A couple of thought provoking questions. OK, so maybe I should give you some background first. For those of you that dont know, I work for an Electric Utility. Our typical construction prints consist for 4 basic types of drawings:
- civil package - foundations, conduit, grounding plans
- physical package - equipment layout, outline drawings of equipment, etc
- schematic package - AC and DC schemes, control schemes, etc
- Wiring package - how to hook all the stuff together
Now I have evaluated Autocad Electrical over the last 2 weeks, and while it is very cool, and automates a ton of work, it was designed more for panel manufactures than a utility. There is so much front end work to pick out every part, manf., blah blah blah. that using it requires too much work. Our substation and Relay crews install terminal blocks, and then wire them up.

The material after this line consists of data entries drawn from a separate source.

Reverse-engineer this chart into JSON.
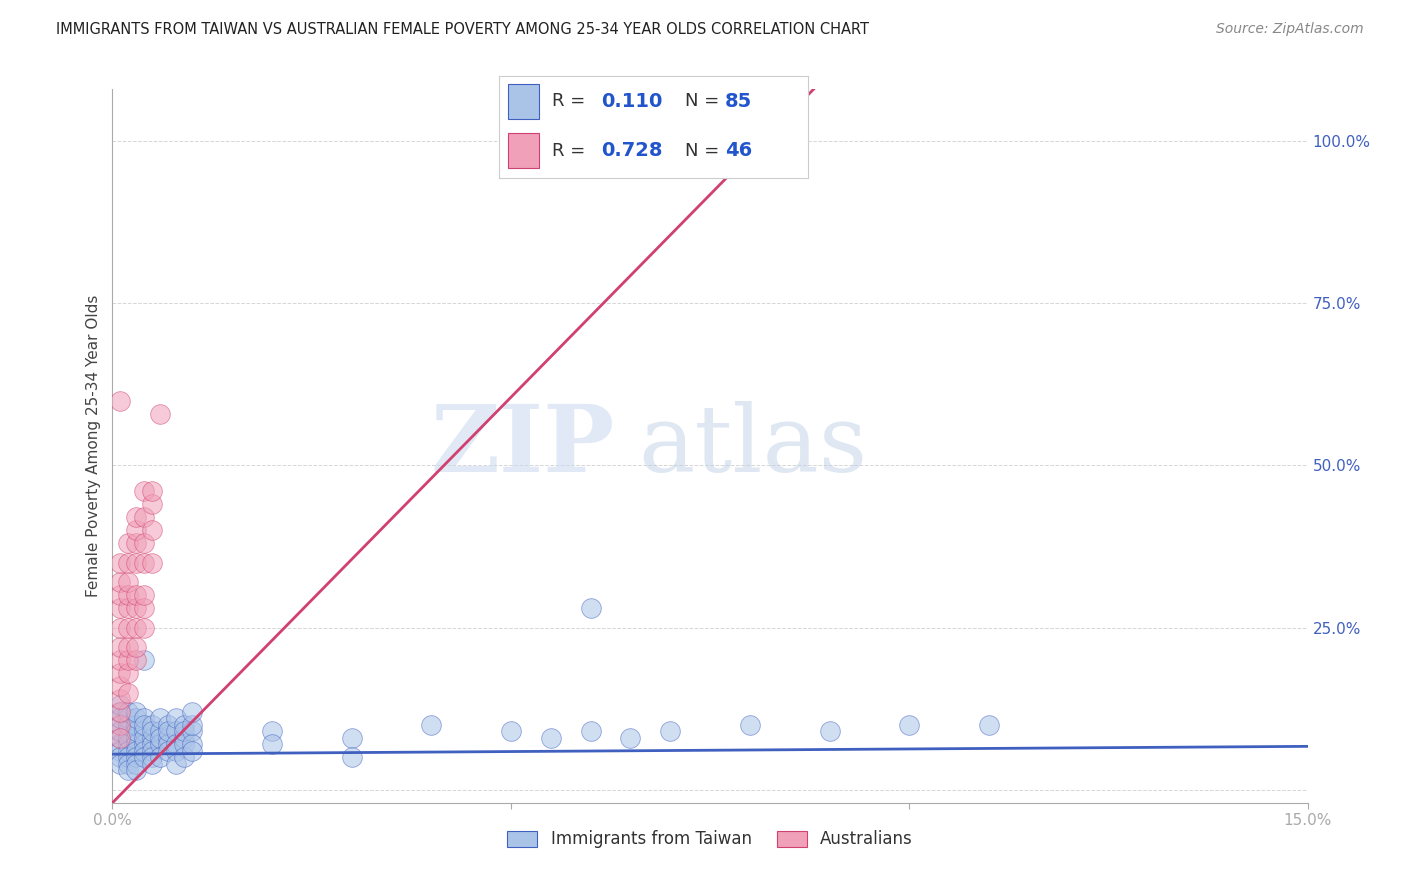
{
  "title": "IMMIGRANTS FROM TAIWAN VS AUSTRALIAN FEMALE POVERTY AMONG 25-34 YEAR OLDS CORRELATION CHART",
  "source": "Source: ZipAtlas.com",
  "ylabel": "Female Poverty Among 25-34 Year Olds",
  "xlim": [
    0.0,
    0.15
  ],
  "ylim": [
    -0.02,
    1.08
  ],
  "yticks_right": [
    0.0,
    0.25,
    0.5,
    0.75,
    1.0
  ],
  "taiwan_color": "#aac4e8",
  "australian_color": "#f0a0b8",
  "taiwan_line_color": "#4060c0",
  "australian_line_color": "#d04070",
  "taiwan_R": 0.11,
  "taiwan_N": 85,
  "australian_R": 0.728,
  "australian_N": 46,
  "legend_text_color": "#333333",
  "legend_value_color": "#2255cc",
  "watermark_zip": "ZIP",
  "watermark_atlas": "atlas",
  "background_color": "#ffffff",
  "grid_color": "#cccccc",
  "taiwan_line_slope": 0.08,
  "taiwan_line_intercept": 0.055,
  "australian_line_slope": 12.5,
  "australian_line_intercept": -0.02,
  "taiwan_scatter": [
    [
      0.001,
      0.1
    ],
    [
      0.001,
      0.08
    ],
    [
      0.001,
      0.12
    ],
    [
      0.001,
      0.07
    ],
    [
      0.001,
      0.09
    ],
    [
      0.001,
      0.11
    ],
    [
      0.001,
      0.06
    ],
    [
      0.001,
      0.05
    ],
    [
      0.001,
      0.13
    ],
    [
      0.001,
      0.04
    ],
    [
      0.002,
      0.09
    ],
    [
      0.002,
      0.11
    ],
    [
      0.002,
      0.07
    ],
    [
      0.002,
      0.08
    ],
    [
      0.002,
      0.1
    ],
    [
      0.002,
      0.06
    ],
    [
      0.002,
      0.05
    ],
    [
      0.002,
      0.12
    ],
    [
      0.002,
      0.04
    ],
    [
      0.002,
      0.03
    ],
    [
      0.003,
      0.08
    ],
    [
      0.003,
      0.1
    ],
    [
      0.003,
      0.07
    ],
    [
      0.003,
      0.09
    ],
    [
      0.003,
      0.06
    ],
    [
      0.003,
      0.11
    ],
    [
      0.003,
      0.05
    ],
    [
      0.003,
      0.04
    ],
    [
      0.003,
      0.12
    ],
    [
      0.003,
      0.03
    ],
    [
      0.004,
      0.09
    ],
    [
      0.004,
      0.07
    ],
    [
      0.004,
      0.11
    ],
    [
      0.004,
      0.08
    ],
    [
      0.004,
      0.06
    ],
    [
      0.004,
      0.1
    ],
    [
      0.004,
      0.05
    ],
    [
      0.004,
      0.2
    ],
    [
      0.005,
      0.08
    ],
    [
      0.005,
      0.1
    ],
    [
      0.005,
      0.07
    ],
    [
      0.005,
      0.09
    ],
    [
      0.005,
      0.06
    ],
    [
      0.005,
      0.05
    ],
    [
      0.005,
      0.04
    ],
    [
      0.006,
      0.09
    ],
    [
      0.006,
      0.07
    ],
    [
      0.006,
      0.11
    ],
    [
      0.006,
      0.08
    ],
    [
      0.006,
      0.05
    ],
    [
      0.007,
      0.08
    ],
    [
      0.007,
      0.1
    ],
    [
      0.007,
      0.07
    ],
    [
      0.007,
      0.09
    ],
    [
      0.007,
      0.06
    ],
    [
      0.008,
      0.09
    ],
    [
      0.008,
      0.07
    ],
    [
      0.008,
      0.11
    ],
    [
      0.008,
      0.06
    ],
    [
      0.008,
      0.04
    ],
    [
      0.009,
      0.08
    ],
    [
      0.009,
      0.1
    ],
    [
      0.009,
      0.07
    ],
    [
      0.009,
      0.05
    ],
    [
      0.009,
      0.09
    ],
    [
      0.01,
      0.09
    ],
    [
      0.01,
      0.07
    ],
    [
      0.01,
      0.1
    ],
    [
      0.01,
      0.06
    ],
    [
      0.01,
      0.12
    ],
    [
      0.02,
      0.09
    ],
    [
      0.02,
      0.07
    ],
    [
      0.03,
      0.08
    ],
    [
      0.03,
      0.05
    ],
    [
      0.04,
      0.1
    ],
    [
      0.05,
      0.09
    ],
    [
      0.055,
      0.08
    ],
    [
      0.06,
      0.09
    ],
    [
      0.065,
      0.08
    ],
    [
      0.07,
      0.09
    ],
    [
      0.08,
      0.1
    ],
    [
      0.09,
      0.09
    ],
    [
      0.1,
      0.1
    ],
    [
      0.11,
      0.1
    ],
    [
      0.06,
      0.28
    ]
  ],
  "australian_scatter": [
    [
      0.001,
      0.1
    ],
    [
      0.001,
      0.12
    ],
    [
      0.001,
      0.14
    ],
    [
      0.001,
      0.16
    ],
    [
      0.001,
      0.18
    ],
    [
      0.001,
      0.2
    ],
    [
      0.001,
      0.22
    ],
    [
      0.001,
      0.25
    ],
    [
      0.001,
      0.28
    ],
    [
      0.001,
      0.3
    ],
    [
      0.001,
      0.32
    ],
    [
      0.001,
      0.35
    ],
    [
      0.002,
      0.15
    ],
    [
      0.002,
      0.18
    ],
    [
      0.002,
      0.2
    ],
    [
      0.002,
      0.22
    ],
    [
      0.002,
      0.25
    ],
    [
      0.002,
      0.28
    ],
    [
      0.002,
      0.3
    ],
    [
      0.002,
      0.32
    ],
    [
      0.002,
      0.35
    ],
    [
      0.002,
      0.38
    ],
    [
      0.003,
      0.2
    ],
    [
      0.003,
      0.22
    ],
    [
      0.003,
      0.25
    ],
    [
      0.003,
      0.28
    ],
    [
      0.003,
      0.3
    ],
    [
      0.003,
      0.35
    ],
    [
      0.003,
      0.38
    ],
    [
      0.003,
      0.4
    ],
    [
      0.003,
      0.42
    ],
    [
      0.004,
      0.25
    ],
    [
      0.004,
      0.28
    ],
    [
      0.004,
      0.3
    ],
    [
      0.004,
      0.35
    ],
    [
      0.004,
      0.38
    ],
    [
      0.004,
      0.42
    ],
    [
      0.004,
      0.46
    ],
    [
      0.005,
      0.35
    ],
    [
      0.005,
      0.4
    ],
    [
      0.005,
      0.44
    ],
    [
      0.005,
      0.46
    ],
    [
      0.006,
      0.58
    ],
    [
      0.001,
      0.6
    ],
    [
      0.06,
      1.0
    ],
    [
      0.001,
      0.08
    ]
  ]
}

Also, when I was evaluating Electrical, I was highly disappointed in that when AE inserts a contact or device, its just a stupid block, not even dynamic. Also, instead of using some wisbang magic, it cuts/trims/breaks the line you inserted it upon. Should you move the block, it doesn't fix the line. Now there might be some AutoMagic in there somewhere that will fix the line, but I didn't find it yet.
So my question for you gurus is this: (and bear in mind I haven't done much research yet) should I reinvent the wheel in .Net to insert blocks and trim the lines or do it the old out of the box way? I am all for making it uber easy with customization, but how hard might it be if the TRIM or BREAK methods aren't exposed to .Net.